An emerging, powerful molecular imaging technique called hyperpolarized 13C MRI allows for the real-time, pathway-specific, safe, and non-radioactive study of dynamic metabolic and physiological processes previously inaccessible by imaging. The recent advancement of the dynamic nuclear polarisation (DNP) technique, which can significantly boost the signal of 13C-labeled biomolecules by more than 50,000-fold, has made this feasible. This method has made it possible to quickly examine metabolism in vivo, which is essential to understanding several illnesses, including cancer, cardiovascular disease, and liver and kidney metabolic disorders.

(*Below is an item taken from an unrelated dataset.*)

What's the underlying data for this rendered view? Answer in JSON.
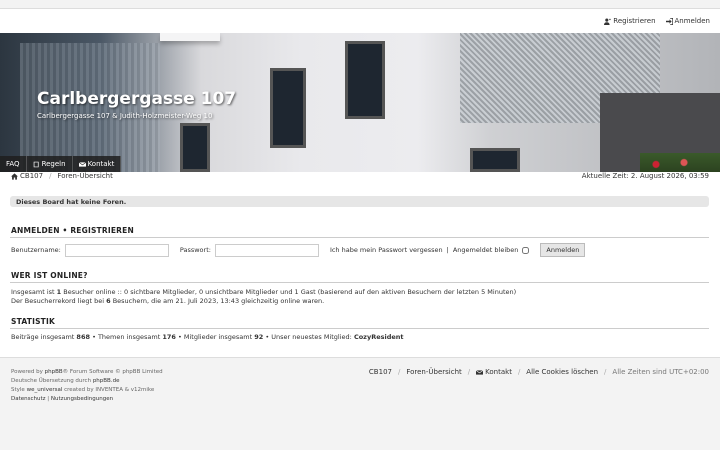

The wide range of probes that can be polarized is one of the main benefits of HP 13C technology. 13C pyruvate, which is at a crucial branch point of several metabolic pathways, including glycolysis, the tricarboxylic acid (TCA) cycle, and amino acid biosynthesis, is the most extensively investigated HP probe to date.
The first HP probe successfully adapted for clinical metabolic investigations has been demonstrated to be both feasible and secure. Many additional HP 13C probes, primarily made of endogenous biomolecules, have demonstrated excellent potential for examining physiology and metabolism pertinent to human diseases.